On 09/08/21 1:32 pm, Atharva Raykar wrote:
Kaartic Sivaraam <kaartic.sivaraam@xxxxxxxxx> writes:
On 07/08/21 12:46 pm, Atharva Raykar wrote:
[ ... ]
diff --git a/dir.h b/dir.h
index b3e1a54a97..a4a6fd7371 100644
--- a/dir.h
+++ b/dir.h
@@ -453,6 +453,16 @@ static inline int is_dot_or_dotdot(const char *name)
int is_empty_dir(const char *dir);
+/*
+ * Retrieve the "humanish" basename of the given Git URL.
+ *
+ * For example:
+ * /path/to/repo.git => "repo"
+ * host.xz.foo/.git => "foo"
+ */
Are you sure about the examples here? I just tried and ...
- '/path/to/repo.git' gave me 'repo' like you said
.. but ..
- 'host.xz.foo/.git' gives me 'host.xz.foo' instead of 'foo'.

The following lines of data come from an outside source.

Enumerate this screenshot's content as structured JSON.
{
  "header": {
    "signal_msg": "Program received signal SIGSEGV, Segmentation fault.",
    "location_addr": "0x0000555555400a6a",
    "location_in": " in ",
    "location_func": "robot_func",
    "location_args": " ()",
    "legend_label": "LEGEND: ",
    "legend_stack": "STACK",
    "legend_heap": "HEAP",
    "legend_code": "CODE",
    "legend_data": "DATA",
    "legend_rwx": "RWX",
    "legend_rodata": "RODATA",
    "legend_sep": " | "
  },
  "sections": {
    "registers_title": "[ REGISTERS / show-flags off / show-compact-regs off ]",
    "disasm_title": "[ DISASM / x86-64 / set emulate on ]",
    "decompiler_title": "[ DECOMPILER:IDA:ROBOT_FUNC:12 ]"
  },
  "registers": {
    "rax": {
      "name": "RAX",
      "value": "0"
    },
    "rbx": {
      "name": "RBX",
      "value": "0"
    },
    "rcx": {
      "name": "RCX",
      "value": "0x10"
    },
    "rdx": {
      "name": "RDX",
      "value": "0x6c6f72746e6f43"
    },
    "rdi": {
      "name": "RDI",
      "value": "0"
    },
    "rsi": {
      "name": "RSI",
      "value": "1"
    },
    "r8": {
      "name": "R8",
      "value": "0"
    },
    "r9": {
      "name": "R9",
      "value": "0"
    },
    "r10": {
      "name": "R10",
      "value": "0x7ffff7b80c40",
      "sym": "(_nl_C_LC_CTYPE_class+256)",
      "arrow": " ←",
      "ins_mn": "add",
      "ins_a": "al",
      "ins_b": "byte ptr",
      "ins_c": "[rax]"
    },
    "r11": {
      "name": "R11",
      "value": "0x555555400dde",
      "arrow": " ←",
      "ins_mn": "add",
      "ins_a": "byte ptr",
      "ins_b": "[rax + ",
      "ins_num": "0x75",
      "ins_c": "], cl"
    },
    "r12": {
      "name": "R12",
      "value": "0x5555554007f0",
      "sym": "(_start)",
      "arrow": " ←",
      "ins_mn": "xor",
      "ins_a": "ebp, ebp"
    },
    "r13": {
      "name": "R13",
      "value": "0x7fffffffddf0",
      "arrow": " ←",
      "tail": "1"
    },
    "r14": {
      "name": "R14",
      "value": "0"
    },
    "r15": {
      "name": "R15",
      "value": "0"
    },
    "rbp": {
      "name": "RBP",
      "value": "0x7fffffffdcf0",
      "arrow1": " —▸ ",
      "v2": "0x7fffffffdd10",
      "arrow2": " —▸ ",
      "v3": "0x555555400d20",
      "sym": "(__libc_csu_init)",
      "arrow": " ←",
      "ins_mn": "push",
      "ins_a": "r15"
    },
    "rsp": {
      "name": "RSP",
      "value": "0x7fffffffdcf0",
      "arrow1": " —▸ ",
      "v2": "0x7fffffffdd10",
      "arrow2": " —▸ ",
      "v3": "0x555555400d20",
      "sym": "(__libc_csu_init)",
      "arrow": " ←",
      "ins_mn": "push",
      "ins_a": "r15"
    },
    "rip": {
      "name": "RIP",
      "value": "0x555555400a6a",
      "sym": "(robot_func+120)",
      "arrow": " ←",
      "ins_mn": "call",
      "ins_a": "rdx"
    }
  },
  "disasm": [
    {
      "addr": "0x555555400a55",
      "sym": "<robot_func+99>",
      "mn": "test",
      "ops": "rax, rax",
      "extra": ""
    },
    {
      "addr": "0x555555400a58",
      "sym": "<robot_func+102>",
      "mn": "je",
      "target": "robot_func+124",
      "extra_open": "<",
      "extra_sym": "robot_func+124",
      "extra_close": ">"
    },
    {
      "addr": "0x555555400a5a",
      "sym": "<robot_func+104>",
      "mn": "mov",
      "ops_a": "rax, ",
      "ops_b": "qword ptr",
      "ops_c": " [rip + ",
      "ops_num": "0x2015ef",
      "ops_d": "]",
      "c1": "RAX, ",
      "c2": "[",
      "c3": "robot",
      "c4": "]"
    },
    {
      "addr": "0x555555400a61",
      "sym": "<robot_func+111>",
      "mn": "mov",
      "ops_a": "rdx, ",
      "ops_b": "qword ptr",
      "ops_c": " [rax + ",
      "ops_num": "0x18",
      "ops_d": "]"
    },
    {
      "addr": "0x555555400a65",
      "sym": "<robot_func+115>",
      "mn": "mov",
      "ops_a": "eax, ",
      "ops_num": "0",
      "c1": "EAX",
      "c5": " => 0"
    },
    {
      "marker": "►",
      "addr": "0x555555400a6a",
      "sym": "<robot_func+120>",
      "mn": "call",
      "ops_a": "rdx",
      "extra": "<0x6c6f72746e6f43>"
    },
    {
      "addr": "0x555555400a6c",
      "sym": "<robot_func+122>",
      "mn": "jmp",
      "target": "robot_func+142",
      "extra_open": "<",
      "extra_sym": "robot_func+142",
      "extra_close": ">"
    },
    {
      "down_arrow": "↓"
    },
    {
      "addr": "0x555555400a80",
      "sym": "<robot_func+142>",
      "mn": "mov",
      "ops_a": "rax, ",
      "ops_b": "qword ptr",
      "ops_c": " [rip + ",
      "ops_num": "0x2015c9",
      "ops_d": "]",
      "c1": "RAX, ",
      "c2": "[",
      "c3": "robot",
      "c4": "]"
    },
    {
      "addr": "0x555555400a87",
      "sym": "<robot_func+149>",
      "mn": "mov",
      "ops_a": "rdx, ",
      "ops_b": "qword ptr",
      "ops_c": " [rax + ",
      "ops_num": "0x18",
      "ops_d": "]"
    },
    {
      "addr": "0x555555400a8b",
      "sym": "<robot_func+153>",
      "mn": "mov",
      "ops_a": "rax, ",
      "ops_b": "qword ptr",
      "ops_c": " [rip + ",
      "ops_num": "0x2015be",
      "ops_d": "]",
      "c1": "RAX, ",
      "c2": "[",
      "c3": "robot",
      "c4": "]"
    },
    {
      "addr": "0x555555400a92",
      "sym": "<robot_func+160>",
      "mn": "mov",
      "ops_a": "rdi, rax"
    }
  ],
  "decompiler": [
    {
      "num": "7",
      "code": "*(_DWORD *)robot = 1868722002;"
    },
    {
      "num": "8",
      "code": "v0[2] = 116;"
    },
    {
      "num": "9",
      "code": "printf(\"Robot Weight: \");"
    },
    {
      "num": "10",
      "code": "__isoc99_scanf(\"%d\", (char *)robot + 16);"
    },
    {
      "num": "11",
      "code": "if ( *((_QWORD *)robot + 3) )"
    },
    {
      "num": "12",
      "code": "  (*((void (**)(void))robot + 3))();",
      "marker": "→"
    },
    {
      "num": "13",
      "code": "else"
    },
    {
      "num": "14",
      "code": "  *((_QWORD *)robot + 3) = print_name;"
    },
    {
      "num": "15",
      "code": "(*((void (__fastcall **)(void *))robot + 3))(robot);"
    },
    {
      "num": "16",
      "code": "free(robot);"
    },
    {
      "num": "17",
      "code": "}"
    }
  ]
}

I think you meant to have 'host.xz/foo.git' in the example.
Yikes! I meant 'host.xz:foo/.git'. That should give us 'foo'. Thanks for
the correction.
Interesting. I've usually seen host.xz:foo like syntax in HTTP URLs. For instance,
http://host.xz:4000/bar.baz.git
`git_url_basename` returns `bar.baz` for the above.

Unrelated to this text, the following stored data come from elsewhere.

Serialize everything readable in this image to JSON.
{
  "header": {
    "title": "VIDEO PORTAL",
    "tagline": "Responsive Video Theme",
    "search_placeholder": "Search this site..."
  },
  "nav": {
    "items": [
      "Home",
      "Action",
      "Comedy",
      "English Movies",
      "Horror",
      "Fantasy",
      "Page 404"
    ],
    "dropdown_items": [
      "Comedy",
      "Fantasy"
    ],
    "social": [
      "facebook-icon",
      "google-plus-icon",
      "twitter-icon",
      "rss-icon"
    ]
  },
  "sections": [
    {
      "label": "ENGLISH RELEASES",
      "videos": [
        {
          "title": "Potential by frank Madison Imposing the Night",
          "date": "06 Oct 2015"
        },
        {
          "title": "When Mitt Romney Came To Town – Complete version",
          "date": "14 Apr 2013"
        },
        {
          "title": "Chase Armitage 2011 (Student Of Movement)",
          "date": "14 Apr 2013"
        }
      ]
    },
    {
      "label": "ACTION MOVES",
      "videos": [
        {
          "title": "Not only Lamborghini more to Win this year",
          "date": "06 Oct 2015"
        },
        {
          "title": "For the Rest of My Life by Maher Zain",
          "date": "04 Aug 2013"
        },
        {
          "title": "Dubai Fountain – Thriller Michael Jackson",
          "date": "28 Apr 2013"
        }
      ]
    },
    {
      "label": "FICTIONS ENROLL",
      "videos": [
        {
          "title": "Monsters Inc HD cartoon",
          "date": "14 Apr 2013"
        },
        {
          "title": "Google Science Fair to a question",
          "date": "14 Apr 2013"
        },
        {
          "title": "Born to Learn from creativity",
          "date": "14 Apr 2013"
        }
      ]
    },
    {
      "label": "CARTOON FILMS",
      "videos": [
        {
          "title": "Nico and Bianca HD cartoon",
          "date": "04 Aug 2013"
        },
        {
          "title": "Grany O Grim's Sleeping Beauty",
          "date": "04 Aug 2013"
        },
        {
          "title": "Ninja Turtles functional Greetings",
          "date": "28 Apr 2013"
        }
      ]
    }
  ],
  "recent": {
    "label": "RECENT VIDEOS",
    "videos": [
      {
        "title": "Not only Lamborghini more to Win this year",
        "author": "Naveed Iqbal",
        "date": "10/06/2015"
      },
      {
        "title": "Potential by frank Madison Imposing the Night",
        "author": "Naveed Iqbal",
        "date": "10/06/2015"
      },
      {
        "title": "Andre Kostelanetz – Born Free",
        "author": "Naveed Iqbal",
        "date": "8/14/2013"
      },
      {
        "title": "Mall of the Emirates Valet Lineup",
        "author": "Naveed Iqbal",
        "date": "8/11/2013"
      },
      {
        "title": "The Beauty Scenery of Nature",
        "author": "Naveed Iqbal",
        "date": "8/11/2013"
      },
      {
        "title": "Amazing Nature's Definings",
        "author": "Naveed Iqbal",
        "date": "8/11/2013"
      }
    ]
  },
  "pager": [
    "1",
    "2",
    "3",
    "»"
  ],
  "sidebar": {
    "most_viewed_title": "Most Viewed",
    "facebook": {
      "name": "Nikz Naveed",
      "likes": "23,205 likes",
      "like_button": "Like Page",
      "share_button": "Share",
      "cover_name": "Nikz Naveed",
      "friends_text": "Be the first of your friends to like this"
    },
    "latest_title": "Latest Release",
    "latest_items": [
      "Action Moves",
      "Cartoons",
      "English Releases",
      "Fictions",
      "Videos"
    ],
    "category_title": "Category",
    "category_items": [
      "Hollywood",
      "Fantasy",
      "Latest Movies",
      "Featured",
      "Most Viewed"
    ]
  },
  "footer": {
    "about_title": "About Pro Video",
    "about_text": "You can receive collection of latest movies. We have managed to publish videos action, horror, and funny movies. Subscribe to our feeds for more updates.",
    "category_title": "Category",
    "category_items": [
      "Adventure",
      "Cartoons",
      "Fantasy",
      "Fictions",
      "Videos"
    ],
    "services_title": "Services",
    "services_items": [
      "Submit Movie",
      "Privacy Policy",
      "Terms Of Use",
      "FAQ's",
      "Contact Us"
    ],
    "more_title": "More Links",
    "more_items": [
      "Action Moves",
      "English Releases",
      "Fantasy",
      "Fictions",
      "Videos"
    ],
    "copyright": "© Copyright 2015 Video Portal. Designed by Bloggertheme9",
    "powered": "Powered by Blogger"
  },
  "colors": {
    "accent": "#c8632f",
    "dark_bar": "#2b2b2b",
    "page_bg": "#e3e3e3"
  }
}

I wonder what real-world URL has a syntax like 'host.xz:foo/.git' for which
'foo' would be an appropriate basename to return. Does a real-world URL of
this form exist? Or is this just cooked up to demonstrate the basename that
would be returned for a hypothetical URL like this?